It’s the best place to start, right?
If you’re building something, you start from the very very bottom and go up – the foundation comes first. What’s your foundation?
What is the one thing on which you base your worldview, the lens through which you view and interpret everything around you? How do you determine what’s real, what’s important, what’s fiction, what’s superfluous? What determines your doctrines, your convictions, and your preferences – are where you draw the lines between those categories?
I can tell you what mine is – the Word of God.
All Scripture is given by inspiration of God, and is profitable for doctrine, for reproof, for correction, for training in righteousness: that the man of God may be perfect, thoroughly furnished until all good works. (II Timothy 3:16-17)
So, next question – what is the foundation for the Word of God? What does it start with? Where are we initially told what kind of world we live in, what kind of people we are, and what kind of God we have?
Genesis.
Specifically chapters 1-3.
And I think it’s important that anyone who claims to believe in the Bible and the God who wrote it understands the depth and strength and significance of this foundation.
There’s an interesting psychological phenomenon called cognitive dissonance, where inconsistencies in our patterns of thought and behavior cause us physical discomfort, necessitating one of three responses: 1. Changing our thoughts or behavior, 2. Adding new cognitions to override one or the other of the conflicting thoughts or behaviors, or 3. Reducing the perceived magnitude or relevance of the conflict by ignoring, denying, or justifying our beliefs or actions.
Christians do this sometimes with Genesis and Darwinian evolution. Maybe they truly believe in the “science” behind evolution, maybe they just want to “fit in” and not be criticized for their faith, but they create cognitive dissonance by believing in the Bible (including Genesis) while also believing in evolution. The response is 1. ceasing to believe the Bible or ceasing to believe evolution; 2. adding thoughts like, “God could have used evolution to create the world,” “Genesis can be interpreted in different ways, it doesn’t necessarily have to be literal,” “we know better now than when Moses wrote Genesis,” etc.; or 3. rationalizing the inconsistency by saying that it’s okay to throw out Genesis and still believe the rest of the Bible or that in the grand scheme of things, one’s beliefs about the origins of life don’t really matter.

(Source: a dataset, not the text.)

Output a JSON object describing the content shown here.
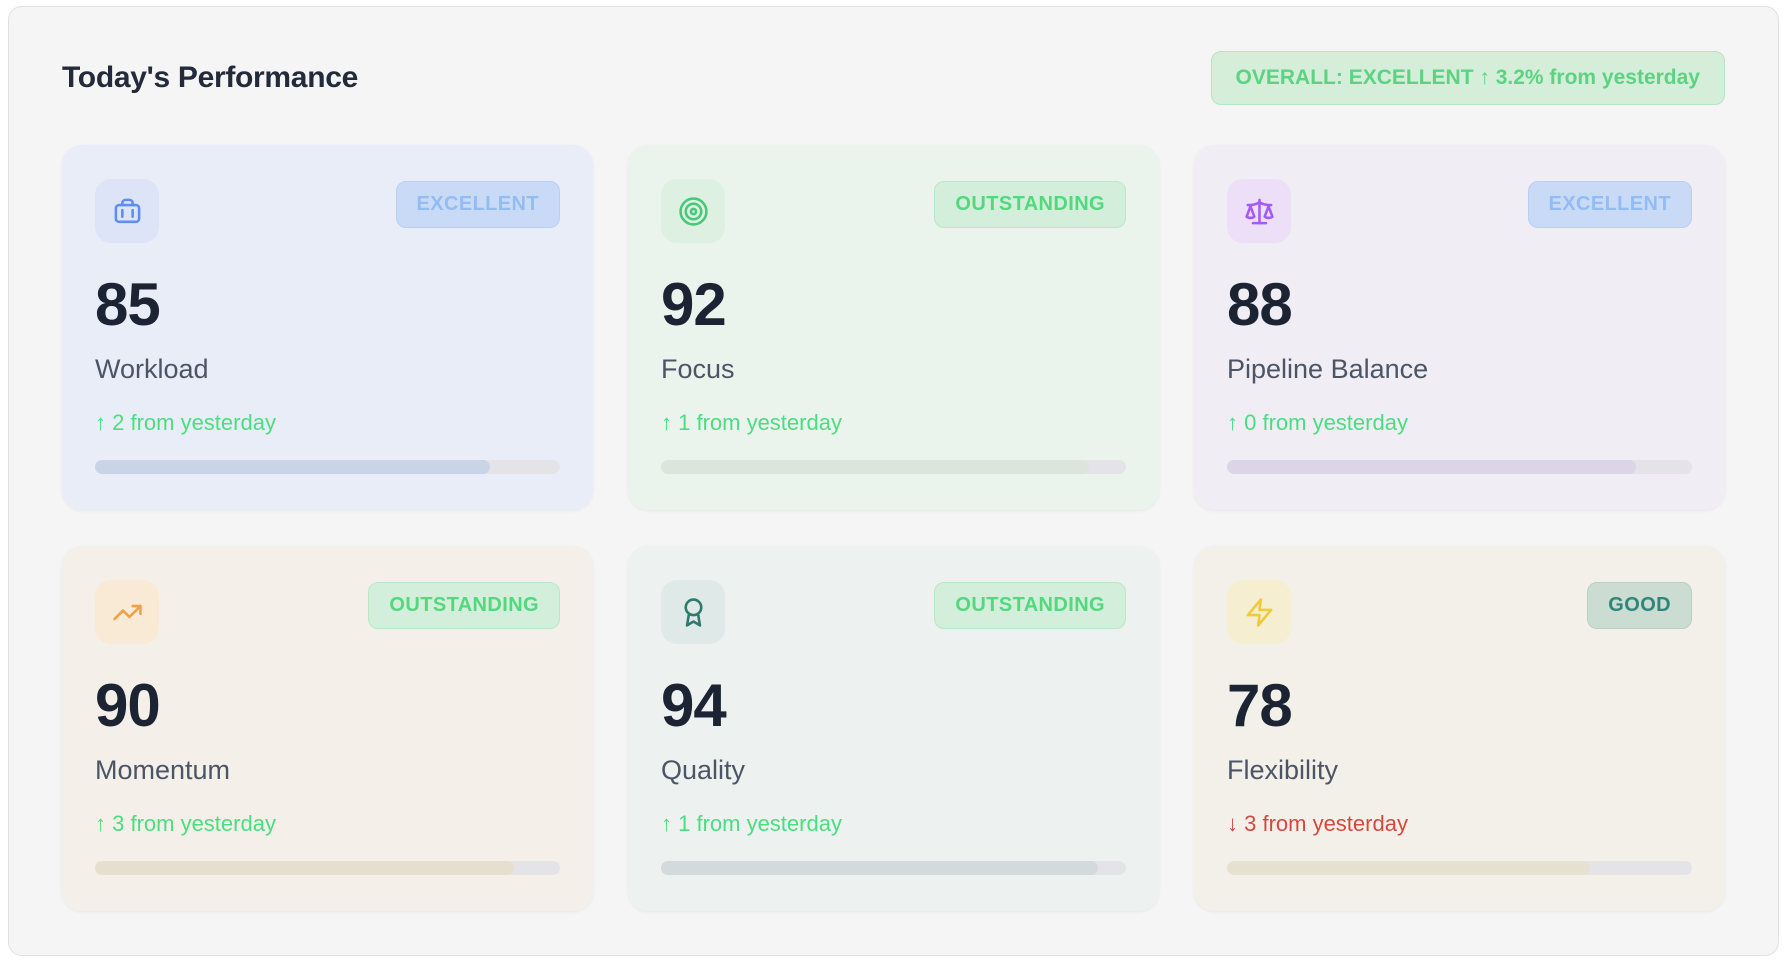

Note that the second and third responses don’t exactly eliminate the cognitive dissonance, they just make it easier to ignore. The fact of the matter is that if you believe the Bible, you have to believe the entire Bible, because everything is interconnected. Creation isn’t just talked about in Genesis, it’s talked about Exodus, Deuteronomy, Nehemiah, Job, Psalms, Isaiah, Jeremiah, Amos, Matthew, Mark, John, Acts, Romans, I Corinthians, Colossians, Hebrews, James, and Revelation. Then you have the issue of the entire point of the Bible being salvation through Jesus Christ, and if you don’t believe Genesis 1-3, the entire plan of salvation as laid out in Scripture is either irrelevant (we’re not inherently sinful or sin doesn’t separate us from God) or insufficient (sin and death have existed for all of history and there’s no relationship between the two, so Christ’s Blood couldn’t atone for sin).
So what about science?
Oh, I love science so much.
I’m not technically a scientist…yet. But love studying and researching and learning and hypothesizing and experimenting and figuring things out…
Yes, there’s science. And it says things. It says very exciting things. But that’s another post for another time.
And God saw every thing He had made, and, behold, it was very good. And the evening and the morning were the sixth day.